What could that possibly have to do with reading wind? Quite a bit as it turns out. Remember our wave? Well, like the truck going uphill, the wave and the wind depend on energy input to keep increasing.

Increasing the height of the wave and the speed of the wind is much more difficult than decreasing them. Wind is simply moving air, a very large mass of air - and it takes constant energy input to make that mass accelerate and move. Energy can almost always be dissipated much more quickly than it can be increased or stored. Climb up the stairs with a very large rock then drop it from a window - when did the rock move faster, going up or going down? Did the truck increase or decrease speed faster while going uphill?
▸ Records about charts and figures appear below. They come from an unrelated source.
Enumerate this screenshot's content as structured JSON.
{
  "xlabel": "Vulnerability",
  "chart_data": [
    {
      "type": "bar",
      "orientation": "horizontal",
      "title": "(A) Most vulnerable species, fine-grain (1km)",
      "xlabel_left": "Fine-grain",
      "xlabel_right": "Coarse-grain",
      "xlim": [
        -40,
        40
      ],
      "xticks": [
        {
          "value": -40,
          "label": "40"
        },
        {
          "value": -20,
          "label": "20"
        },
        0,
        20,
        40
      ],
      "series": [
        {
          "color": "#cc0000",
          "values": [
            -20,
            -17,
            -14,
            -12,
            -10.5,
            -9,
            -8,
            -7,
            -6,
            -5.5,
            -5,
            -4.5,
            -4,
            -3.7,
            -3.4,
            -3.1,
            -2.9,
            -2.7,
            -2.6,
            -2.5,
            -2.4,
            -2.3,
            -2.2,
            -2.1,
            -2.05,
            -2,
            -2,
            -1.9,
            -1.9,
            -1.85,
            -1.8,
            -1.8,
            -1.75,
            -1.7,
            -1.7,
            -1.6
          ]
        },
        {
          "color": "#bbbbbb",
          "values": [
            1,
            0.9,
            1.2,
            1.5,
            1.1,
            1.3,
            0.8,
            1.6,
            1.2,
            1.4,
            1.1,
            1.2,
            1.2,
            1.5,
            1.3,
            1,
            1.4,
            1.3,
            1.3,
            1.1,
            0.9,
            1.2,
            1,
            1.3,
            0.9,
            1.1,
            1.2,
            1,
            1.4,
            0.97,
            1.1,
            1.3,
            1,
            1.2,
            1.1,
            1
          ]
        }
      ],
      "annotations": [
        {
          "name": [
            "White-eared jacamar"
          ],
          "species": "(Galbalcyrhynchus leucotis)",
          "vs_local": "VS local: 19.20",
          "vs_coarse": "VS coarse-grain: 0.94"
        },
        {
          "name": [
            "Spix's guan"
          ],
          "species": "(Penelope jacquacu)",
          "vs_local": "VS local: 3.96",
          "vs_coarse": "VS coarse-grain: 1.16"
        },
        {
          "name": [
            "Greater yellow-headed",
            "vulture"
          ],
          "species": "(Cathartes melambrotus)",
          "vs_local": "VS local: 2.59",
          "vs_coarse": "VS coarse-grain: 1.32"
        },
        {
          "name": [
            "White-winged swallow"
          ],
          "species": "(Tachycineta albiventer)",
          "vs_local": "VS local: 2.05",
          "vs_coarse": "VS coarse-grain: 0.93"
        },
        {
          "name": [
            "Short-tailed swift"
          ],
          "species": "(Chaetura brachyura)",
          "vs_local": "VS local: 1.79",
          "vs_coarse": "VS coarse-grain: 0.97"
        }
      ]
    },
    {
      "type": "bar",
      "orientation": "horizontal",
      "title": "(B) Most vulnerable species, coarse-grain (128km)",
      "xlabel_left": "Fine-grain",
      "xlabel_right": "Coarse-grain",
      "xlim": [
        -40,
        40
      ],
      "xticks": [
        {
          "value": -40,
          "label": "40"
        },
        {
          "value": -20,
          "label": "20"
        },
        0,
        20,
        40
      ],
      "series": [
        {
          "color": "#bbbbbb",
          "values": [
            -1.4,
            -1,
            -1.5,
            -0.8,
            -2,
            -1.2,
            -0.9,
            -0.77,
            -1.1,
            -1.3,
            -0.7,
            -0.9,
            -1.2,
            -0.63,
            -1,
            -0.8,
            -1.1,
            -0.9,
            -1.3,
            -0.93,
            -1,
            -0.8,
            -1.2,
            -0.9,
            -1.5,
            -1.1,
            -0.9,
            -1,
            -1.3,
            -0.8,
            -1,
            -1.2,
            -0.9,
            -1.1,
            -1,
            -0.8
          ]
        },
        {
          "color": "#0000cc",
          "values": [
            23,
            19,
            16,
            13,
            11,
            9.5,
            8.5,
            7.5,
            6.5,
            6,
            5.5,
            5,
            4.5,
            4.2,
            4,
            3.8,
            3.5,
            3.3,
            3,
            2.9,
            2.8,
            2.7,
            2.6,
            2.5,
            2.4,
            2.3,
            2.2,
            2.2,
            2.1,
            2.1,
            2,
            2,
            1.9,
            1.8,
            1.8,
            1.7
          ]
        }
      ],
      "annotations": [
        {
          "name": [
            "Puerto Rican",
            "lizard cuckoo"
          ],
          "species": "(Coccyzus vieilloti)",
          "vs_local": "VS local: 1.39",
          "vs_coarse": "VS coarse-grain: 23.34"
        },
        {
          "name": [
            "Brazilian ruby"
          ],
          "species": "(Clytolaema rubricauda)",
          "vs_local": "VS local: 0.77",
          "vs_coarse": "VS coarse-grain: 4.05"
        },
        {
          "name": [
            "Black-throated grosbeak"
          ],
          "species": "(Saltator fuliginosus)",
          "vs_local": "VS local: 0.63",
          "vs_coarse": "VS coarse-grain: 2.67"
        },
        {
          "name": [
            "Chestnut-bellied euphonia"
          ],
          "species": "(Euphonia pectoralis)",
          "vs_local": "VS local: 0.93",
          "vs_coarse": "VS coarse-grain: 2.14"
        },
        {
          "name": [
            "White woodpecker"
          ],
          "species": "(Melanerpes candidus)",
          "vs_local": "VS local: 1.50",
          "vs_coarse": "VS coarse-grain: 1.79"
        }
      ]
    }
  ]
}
Does wind increase or decrease velocity faster? Now you've got it, it decreases velocity faster than it increases - much faster.
 
What should you do with that little nugget as you duel the wind? Watch targets while scoring and you'll see many more points lost as wind decreases than you will when it increases. Even shooters who understand the wave theory and shoot and adjust quickly frequently fail to increase their rate of adjustment when the wind speed begins to drop off - as it inevitably will. No source of energy is infinite, not even the sun's heat; the wind will die down, it's up to you to understand and recognize when it happens.

An overly simplistic, but useful, rule of thumb is: as the wind speed drops off your rate of change should be twice what it was when the wind speed was increasing. The shooter who fails to understand the laws of physics will lose many more points than he should, and like the truck driver who crashes in a smoldering heap at the bottom of the hill (a different sort of problem), he will have to seek solace in the arms of someone who cares (or can be paid to care) for he will find precious little of it at the range.

Each day is different, and ranges certainly vary in their prevailing conditions, but the wave motion of wind and the basic understanding of energy as applied to the mass of air on the range remain constant and can be applied almost anywhere.
 
Final Thoughts
As much as I'd like to continue with some other concepts, I think this is a good beginning for you and we'll leave some for another day if there is any interest out there. Like so many topics related to actually shooting (position, trigger control, sight picture, etc.) versus technical subjects, it is very difficult to convey good information in a written one-way article as opposed to a person-to-person dialogue on the range as things are really happening. Hopefully this hasn't been too boring and will have some value to you and others.